But they’ll have to chin up, as their primary target was to use the tournament to prepare for their maiden Fifa Women’s World Cup.
We look at the five hard-learnt lessons from that tournament.
QUICKLY ADAPT TO CLIMATIC DEMANDS
If Banyana are to cut the mustard against some of the best international teams, especially away from home, they need to get used to climatic conditions on the other side. The downpours that occurred in Cyprus in their first and last games of the group stage, were not ideal for their carpet football. So South Africa need to adopt a new approach to enable them to churn out their best in all kinds of weather.
POLISH ATTACKING AND DEFENSIVE FRAILTIES
Led by skipper Janine van Wyk, who’s the most experienced player with 164 caps, you’d expect a tight defensive unit from Banyana. But they were a shambles in the tournament - conceding 11 goals, while only scoring four. It would be unfair to only focus on the defence, though,as the forwards lacked fire-power. It will be everyone’s responsibility to make sure they up their roles in the global tournament.
KGATLANA IS READY TO TAKE ON THE WORLD
Kgatlana might have scored just one goal in the four outings, but that was not a bad return from someone who started the majority of the matches from the bench.
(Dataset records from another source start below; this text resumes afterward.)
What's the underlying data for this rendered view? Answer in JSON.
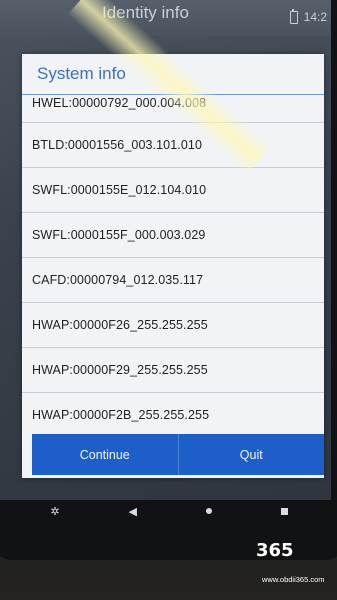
{
  "app_bar": {
    "title": "Identity info",
    "time": "14:2"
  },
  "dialog": {
    "title": "System info",
    "items": [
      "HWEL:00000792_000.004.008",
      "BTLD:00001556_003.101.010",
      "SWFL:0000155E_012.104.010",
      "SWFL:0000155F_000.003.029",
      "CAFD:00000794_012.035.117",
      "HWAP:00000F26_255.255.255",
      "HWAP:00000F29_255.255.255",
      "HWAP:00000F2B_255.255.255"
    ],
    "buttons": {
      "continue": "Continue",
      "quit": "Quit"
    }
  },
  "navigation": {
    "icons": [
      "settings-icon",
      "back-icon",
      "home-icon",
      "recents-icon"
    ]
  },
  "watermark": {
    "logo": "365",
    "url": "www.obdii365.com"
  },
  "colors": {
    "accent": "#1e5ec9",
    "title": "#3f6fc2",
    "dialog_bg": "#f1f3f6"
  }
}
Starting from the bench, where she got a better analysis of the game, might work in Kgatlana’s favour going forward.
The African Women’s Player of the Year will have to live up to her reputation if Banyana are to make their mark among the world’s best.
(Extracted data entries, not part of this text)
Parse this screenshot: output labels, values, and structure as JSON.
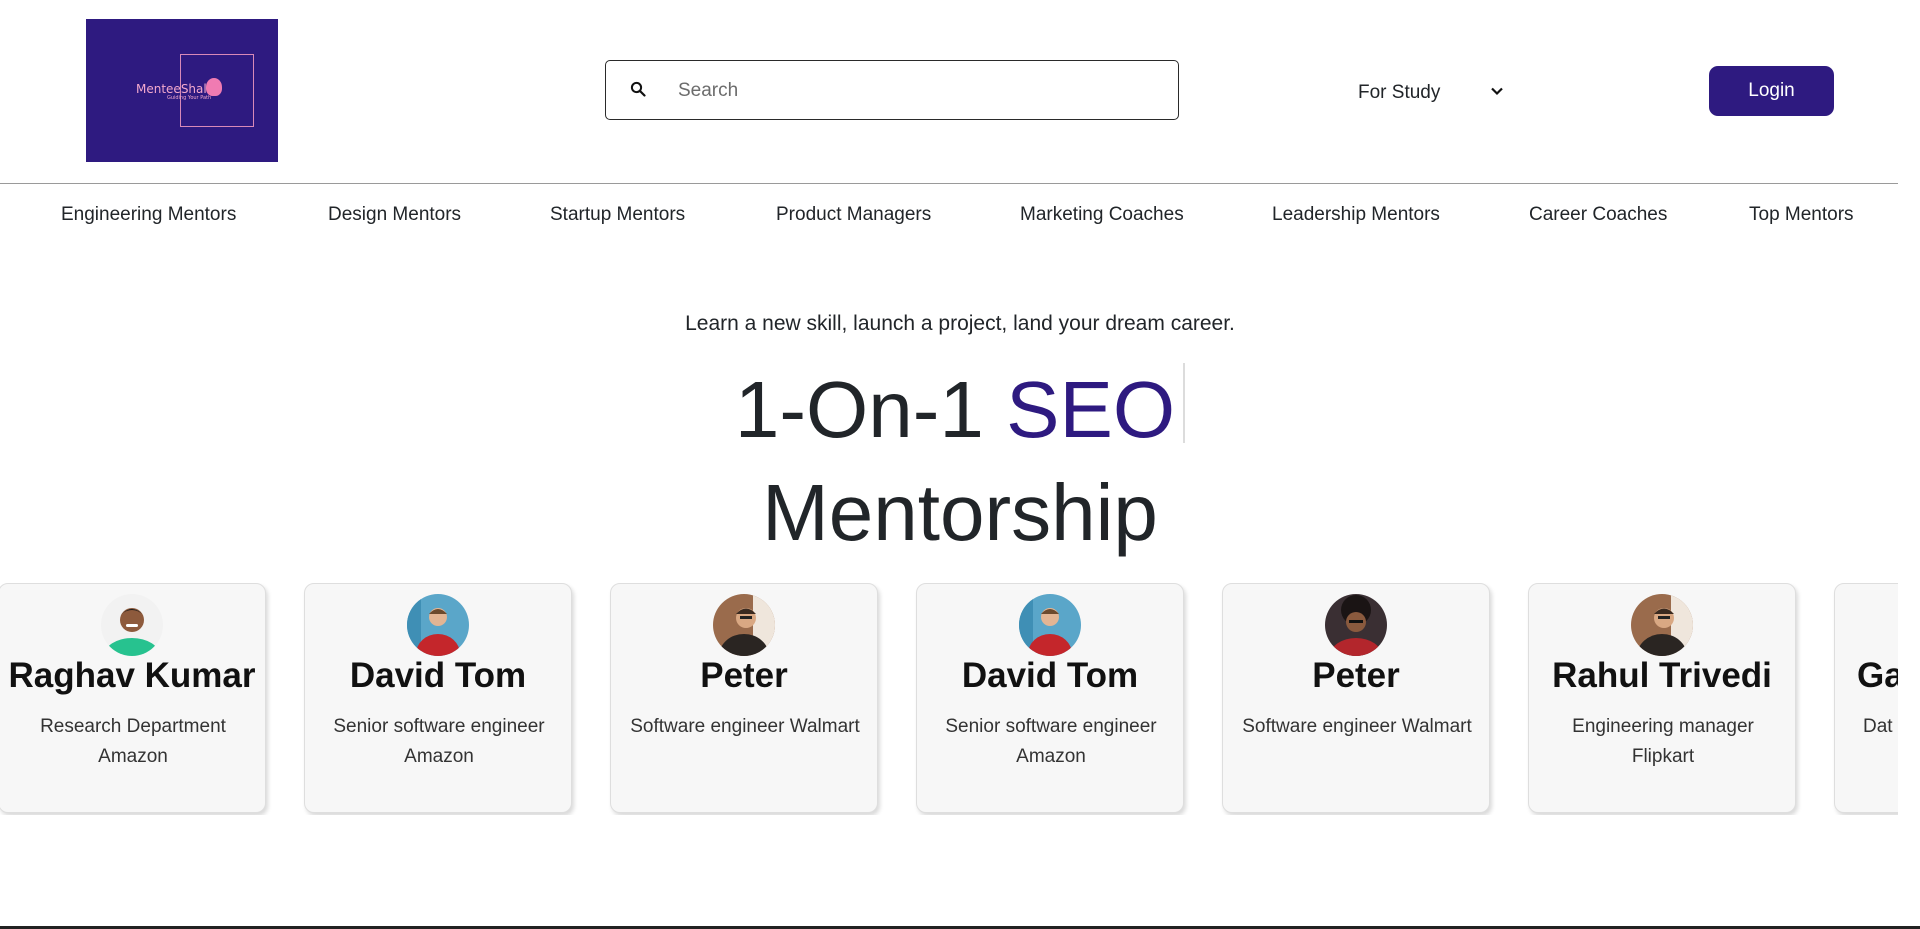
{
  "header": {
    "logo": {
      "brand_text": "MenteeShala",
      "tagline": "Guiding Your Path"
    },
    "search": {
      "placeholder": "Search",
      "value": ""
    },
    "study_select": {
      "selected": "For Study"
    },
    "login_label": "Login"
  },
  "categories": [
    "Engineering Mentors",
    "Design Mentors",
    "Startup Mentors",
    "Product Managers",
    "Marketing Coaches",
    "Leadership Mentors",
    "Career Coaches",
    "Top Mentors"
  ],
  "hero": {
    "tagline": "Learn a new skill, launch a project, land your dream career.",
    "headline_prefix": "1-On-1",
    "headline_keyword": "SEO",
    "headline_suffix": "Mentorship"
  },
  "mentors": [
    {
      "name": "Raghav Kumar",
      "role": "Research Department Amazon",
      "avatar": "person-green-shirt"
    },
    {
      "name": "David Tom",
      "role": "Senior software engineer Amazon",
      "avatar": "person-red-shirt"
    },
    {
      "name": "Peter",
      "role": "Software engineer Walmart",
      "avatar": "person-dark-jacket"
    },
    {
      "name": "David Tom",
      "role": "Senior software engineer Amazon",
      "avatar": "person-red-shirt"
    },
    {
      "name": "Peter",
      "role": "Software engineer Walmart",
      "avatar": "person-curly-hair"
    },
    {
      "name": "Rahul Trivedi",
      "role": "Engineering manager Flipkart",
      "avatar": "person-dark-jacket"
    },
    {
      "name": "Ga",
      "role": "Dat",
      "avatar": ""
    }
  ],
  "colors": {
    "brand": "#2e1a80",
    "logo_accent": "#f3a9cd"
  }
}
MILESTONES FOR BANYANA PLAYERS ALL ROUND
If the upcoming generation of Banyana players are to succeed, they’ll need plenty of mentoring from those who have seen and done it all before. It was pleasing to see three Banyana stalwarts, Refiloe Jane, Thembi Kgatlana and Noko Matlou, earning their 50th, 100th and 150th caps respectively.
The trio boast an impressive tenure with the national team - Jane, the vice-captain, led Banyana to last year’s Africa Women’s Cup of Nations (Awcon), Matlou is the first Banyana player to win the African Women’s Player of the Year award, while Kgatlana recently succeeded her.
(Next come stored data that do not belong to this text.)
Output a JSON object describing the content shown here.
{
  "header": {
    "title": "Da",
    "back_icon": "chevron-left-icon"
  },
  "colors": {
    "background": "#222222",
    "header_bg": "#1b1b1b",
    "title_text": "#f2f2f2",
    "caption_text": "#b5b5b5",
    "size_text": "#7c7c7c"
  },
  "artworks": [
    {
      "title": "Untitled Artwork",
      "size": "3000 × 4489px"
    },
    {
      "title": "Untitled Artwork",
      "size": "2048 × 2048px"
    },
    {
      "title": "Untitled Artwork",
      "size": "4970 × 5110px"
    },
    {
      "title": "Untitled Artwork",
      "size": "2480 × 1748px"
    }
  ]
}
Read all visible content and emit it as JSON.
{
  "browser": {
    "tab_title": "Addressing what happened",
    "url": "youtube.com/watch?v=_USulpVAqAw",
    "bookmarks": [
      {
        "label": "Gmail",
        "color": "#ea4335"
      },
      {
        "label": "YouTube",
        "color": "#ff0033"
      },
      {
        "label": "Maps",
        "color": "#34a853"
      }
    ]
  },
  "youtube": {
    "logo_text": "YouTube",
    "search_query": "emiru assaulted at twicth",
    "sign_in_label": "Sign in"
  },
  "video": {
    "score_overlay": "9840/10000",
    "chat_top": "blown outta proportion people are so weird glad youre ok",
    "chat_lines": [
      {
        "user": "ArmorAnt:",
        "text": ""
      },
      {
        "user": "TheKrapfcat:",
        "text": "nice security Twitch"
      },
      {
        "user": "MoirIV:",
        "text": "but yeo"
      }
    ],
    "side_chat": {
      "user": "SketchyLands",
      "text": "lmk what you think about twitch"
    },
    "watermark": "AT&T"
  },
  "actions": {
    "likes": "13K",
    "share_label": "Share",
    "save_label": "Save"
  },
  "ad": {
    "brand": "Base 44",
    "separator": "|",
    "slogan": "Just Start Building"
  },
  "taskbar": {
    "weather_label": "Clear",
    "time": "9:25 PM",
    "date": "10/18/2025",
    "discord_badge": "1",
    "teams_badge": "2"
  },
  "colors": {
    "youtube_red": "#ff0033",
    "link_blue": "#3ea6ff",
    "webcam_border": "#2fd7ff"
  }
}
ELLIS' PERSERVERANCE WITH HER YOUNGSTERS
17-year-old midfielder Karabo Dhlamini didn’t live up to expectations, but coach Desiree Ellis continued to throw her in at the deep end. The primary target might be putting in a good shift at the World Cup, but Ellis’ ability to groom the youngsters now shows she’s thinking beyond what’s currently in front of her.
In most matches and, whether Dhlamini will play at the World Cup or not, that’s a story for another day. But her selection to be part of the squad will be key in terms of her growth - especially considering that she was part of the Bantwana squad that played in the youth World Cup late last year.